(The New Vision – Saturday, August 16, 2014)
KAMPALA, UGANDA ✦ You’ve worked hard for this your whole life, this, your university career, your education and future, your dreams of a better life. Then it happened. You made a mistake. Now you’re pregnant. You’re pregnant while at a religious university.
You know what happens next. You get thrown out. Everything will be gone. Your hard-earned tuition and your honour and your hope for tomorrow too, all lost. So you got that abortion.
Now you fear maybe that was another mistake. For sure it was risky, even to your own life. And while it may be hidden and covered, sort of, it’s all so very heavy too, that big secret behind your every smile.
You still go to worship services to praise God. What other choice is there? Yes, you always nod when you’re expected and you always give reassurance that you are in sync with the entire program, especially about the school’s rules. But you need more. You need someone to trust.
On the worst days you feel trapped and alone and abandoned. In the darkest times, you even think of suicide. The only thing that keeps you from it is another fear, the one that you would lose your very soul. You know plenty about so-called religion, sure, but what you really need is God with skin on.
This is how the stories go in Uganda, experiences with one variation or another, real-life stories now about to play themselves out across this country as tens of thousands of students return to university for a new semester. For many of these students, especially the ones blessed with the fortune of simply being female, school will teach them much more than with just papers and books. School will teach them survival.
One semester ago, the pages of this publication carried some of this material. At Bishop Barham University College, an affiliate of Uganda Christian University, a group of girls were expelled for being pregnant. At the Islamic University in Uganda, females afraid of random pregnancy tests were reported to be running to get false urine samples from boys willing to help them.
Voices weighed in: parents, politicians, university administrators, everyone realizing, of course, that there are plenty of other disturbing stories from both secular and religious schools that never make it to public light. No, this painful issue is won’t go away. So it lingers, waiting for change, for a new way, a way that goes beyond just shame and punishment.
Otherwise young, bright Ugandan women will continue to abort their babies and carry that pain and anxiety and dishonesty, alone.

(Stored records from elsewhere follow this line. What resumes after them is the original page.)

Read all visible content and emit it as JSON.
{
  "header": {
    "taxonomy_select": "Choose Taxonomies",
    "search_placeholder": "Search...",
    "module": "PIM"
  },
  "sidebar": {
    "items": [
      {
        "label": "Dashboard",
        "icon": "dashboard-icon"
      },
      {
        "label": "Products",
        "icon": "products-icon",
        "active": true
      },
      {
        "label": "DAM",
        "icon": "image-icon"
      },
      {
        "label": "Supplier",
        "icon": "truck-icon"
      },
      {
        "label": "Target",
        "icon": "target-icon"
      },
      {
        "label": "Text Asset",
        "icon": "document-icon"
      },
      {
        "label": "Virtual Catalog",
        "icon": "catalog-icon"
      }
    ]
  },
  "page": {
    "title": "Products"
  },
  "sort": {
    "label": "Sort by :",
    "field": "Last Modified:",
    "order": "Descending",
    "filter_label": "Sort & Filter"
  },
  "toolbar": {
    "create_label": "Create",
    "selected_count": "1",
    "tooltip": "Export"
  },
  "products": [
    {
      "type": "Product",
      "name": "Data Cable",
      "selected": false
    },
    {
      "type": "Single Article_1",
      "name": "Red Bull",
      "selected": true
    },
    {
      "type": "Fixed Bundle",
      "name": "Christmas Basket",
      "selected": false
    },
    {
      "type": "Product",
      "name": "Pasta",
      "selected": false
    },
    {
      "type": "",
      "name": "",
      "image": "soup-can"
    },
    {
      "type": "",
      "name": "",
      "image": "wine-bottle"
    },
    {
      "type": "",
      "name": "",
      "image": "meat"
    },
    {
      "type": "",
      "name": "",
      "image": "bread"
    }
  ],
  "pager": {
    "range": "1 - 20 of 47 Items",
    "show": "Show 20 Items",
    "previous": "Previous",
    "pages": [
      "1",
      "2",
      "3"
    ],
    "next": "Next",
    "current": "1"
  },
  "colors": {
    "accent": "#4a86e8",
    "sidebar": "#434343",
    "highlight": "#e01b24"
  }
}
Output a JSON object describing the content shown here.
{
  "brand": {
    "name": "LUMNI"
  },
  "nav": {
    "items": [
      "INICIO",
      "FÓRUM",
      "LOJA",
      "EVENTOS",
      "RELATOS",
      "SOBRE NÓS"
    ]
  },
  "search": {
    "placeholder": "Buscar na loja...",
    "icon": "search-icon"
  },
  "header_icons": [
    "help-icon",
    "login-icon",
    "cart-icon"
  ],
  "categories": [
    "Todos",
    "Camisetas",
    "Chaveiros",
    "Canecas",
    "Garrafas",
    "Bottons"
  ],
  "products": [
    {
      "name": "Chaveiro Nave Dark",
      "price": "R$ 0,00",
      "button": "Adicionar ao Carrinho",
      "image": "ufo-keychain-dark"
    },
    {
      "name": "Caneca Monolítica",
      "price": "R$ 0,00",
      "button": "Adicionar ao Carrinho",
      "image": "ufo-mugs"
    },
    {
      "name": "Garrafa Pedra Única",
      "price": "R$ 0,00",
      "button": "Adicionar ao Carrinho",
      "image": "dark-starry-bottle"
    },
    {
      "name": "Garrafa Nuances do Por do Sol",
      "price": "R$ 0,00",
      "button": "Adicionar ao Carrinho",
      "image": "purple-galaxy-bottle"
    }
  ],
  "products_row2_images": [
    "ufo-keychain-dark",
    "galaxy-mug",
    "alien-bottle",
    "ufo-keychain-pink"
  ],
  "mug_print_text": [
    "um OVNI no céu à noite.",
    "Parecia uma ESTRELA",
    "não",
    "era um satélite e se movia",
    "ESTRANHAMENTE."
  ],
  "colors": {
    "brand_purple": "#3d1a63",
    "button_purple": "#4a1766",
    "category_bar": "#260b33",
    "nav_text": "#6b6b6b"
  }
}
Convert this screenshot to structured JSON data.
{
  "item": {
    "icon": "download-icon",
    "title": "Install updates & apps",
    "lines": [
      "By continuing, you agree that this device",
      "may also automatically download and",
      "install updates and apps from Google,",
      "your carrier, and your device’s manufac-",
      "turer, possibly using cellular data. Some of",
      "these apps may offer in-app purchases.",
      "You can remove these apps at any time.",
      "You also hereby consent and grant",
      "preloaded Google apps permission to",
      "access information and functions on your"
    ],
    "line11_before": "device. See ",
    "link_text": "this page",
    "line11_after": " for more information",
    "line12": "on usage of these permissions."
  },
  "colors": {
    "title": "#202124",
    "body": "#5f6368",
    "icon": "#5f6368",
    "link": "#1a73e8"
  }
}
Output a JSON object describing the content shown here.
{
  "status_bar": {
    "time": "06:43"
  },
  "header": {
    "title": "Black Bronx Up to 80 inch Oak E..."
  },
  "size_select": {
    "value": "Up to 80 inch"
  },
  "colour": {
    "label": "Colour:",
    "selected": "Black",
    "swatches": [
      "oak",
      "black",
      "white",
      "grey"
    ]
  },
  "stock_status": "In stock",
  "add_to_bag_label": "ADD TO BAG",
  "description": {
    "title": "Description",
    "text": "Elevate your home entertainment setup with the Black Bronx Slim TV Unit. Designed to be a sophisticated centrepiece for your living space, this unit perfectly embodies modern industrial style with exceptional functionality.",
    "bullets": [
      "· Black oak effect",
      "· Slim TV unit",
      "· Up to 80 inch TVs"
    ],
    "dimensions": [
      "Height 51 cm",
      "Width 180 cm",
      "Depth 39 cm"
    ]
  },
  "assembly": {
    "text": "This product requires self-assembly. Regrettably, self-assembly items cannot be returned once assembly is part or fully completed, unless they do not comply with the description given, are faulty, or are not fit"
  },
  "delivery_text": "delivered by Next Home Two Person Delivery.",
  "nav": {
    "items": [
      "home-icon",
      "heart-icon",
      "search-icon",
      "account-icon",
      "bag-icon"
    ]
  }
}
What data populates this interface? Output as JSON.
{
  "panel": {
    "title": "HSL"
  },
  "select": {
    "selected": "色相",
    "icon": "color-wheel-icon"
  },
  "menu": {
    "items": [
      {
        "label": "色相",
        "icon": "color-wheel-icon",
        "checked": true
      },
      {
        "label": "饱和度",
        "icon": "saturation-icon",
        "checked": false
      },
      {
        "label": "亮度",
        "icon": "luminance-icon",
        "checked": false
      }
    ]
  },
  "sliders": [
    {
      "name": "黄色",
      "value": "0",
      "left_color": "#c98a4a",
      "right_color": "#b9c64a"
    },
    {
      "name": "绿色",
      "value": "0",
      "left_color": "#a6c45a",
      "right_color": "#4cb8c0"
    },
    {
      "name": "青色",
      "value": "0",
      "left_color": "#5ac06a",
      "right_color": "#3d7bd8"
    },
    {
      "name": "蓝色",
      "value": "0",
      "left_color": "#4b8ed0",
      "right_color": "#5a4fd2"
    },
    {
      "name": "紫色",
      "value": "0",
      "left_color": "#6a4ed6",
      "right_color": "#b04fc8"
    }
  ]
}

Meanwhile, the Ugandan men who partner with them sexually will continue to skirt their responsibilities and stay protected, if not hidden, by the status quo of worn and patriarchal ways.
It’s not that cultural shame comes only from being pregnant at a religious school. But there is a stunning irony when these sorts of stories unfold because true religion – the sort exemplified by Christ in his relationships with women – champions grace and gender equity.
“Where is the man?” was one obvious question when religious leaders of that day, from that ancient patriarchal society, brought to Christ a woman caught in the act of adultery. To this, we can add the question, in what other ways did Christ prod her accusers before speaking to that woman personally?
Ugandan schools claiming to value true religion would do well to ruminate on this if they’re interested in a more caring approach toward pregnant students, if they’re interested in saving the lives of unborn children and teaching new parenting skills to the young mothers, and, right alongside them, the often-silent fathers.
This moves past saying “You’ve broken the rules and these are the consequences,” to something more holistic, to “We don’t condone extramarital sex, but we love you and your child and want to help you develop the life skills that you’ll now need.”
Even in a secular context this is in the spirit of Ugandans building community and strength through their women and children. The real discussion on this issue, after all, goes past university life and into how women and children across Uganda’s societal spectrum need a hand up.
For religious schools, to work for anything less is to allow them to carry a double standard that says they have a timeless faith, but the rules at their particular institution are more important. It’s giving the message that while their own faith and canonical scriptures may even give clear light on issues like grace and gender equity, that light is not really, not fully, known. Or it’s not lived in because the institutional rules are more important than the faith itself.
So helping, not shunning and shaming pregnant students is one critical help. This is even helpful to the goals of religious institutions because, in Uganda, these schools have plenty of students who have little interest in any particular faith or ideology. They attend for the simple reason that they desire a certain program and, unlike some other parts of the world, Uganda has few secular options.
Of course, such lukewarm students need to know what they’ve signed-up for and work to respect any school’s policies. They should know religious schools in Uganda can make invaluable contributions to culture. Even so, certain campus halls and chapels will always have at least some head-nodding and façades from students who carry all sorts of legitimate doubts or indifferences or pains. This is an important part of the discussion.
Yes, it’s a new school semester and young women at universities, any university anywhere really, will get pregnant. For plenty of Uganda’s schools, it’s also a suitable time for this deeper look and debate. When enough reasonable and helpful voices gather, they’ll, in time, bring the policy changes, the breath of fresh air that’s so needed to replace today’s fears.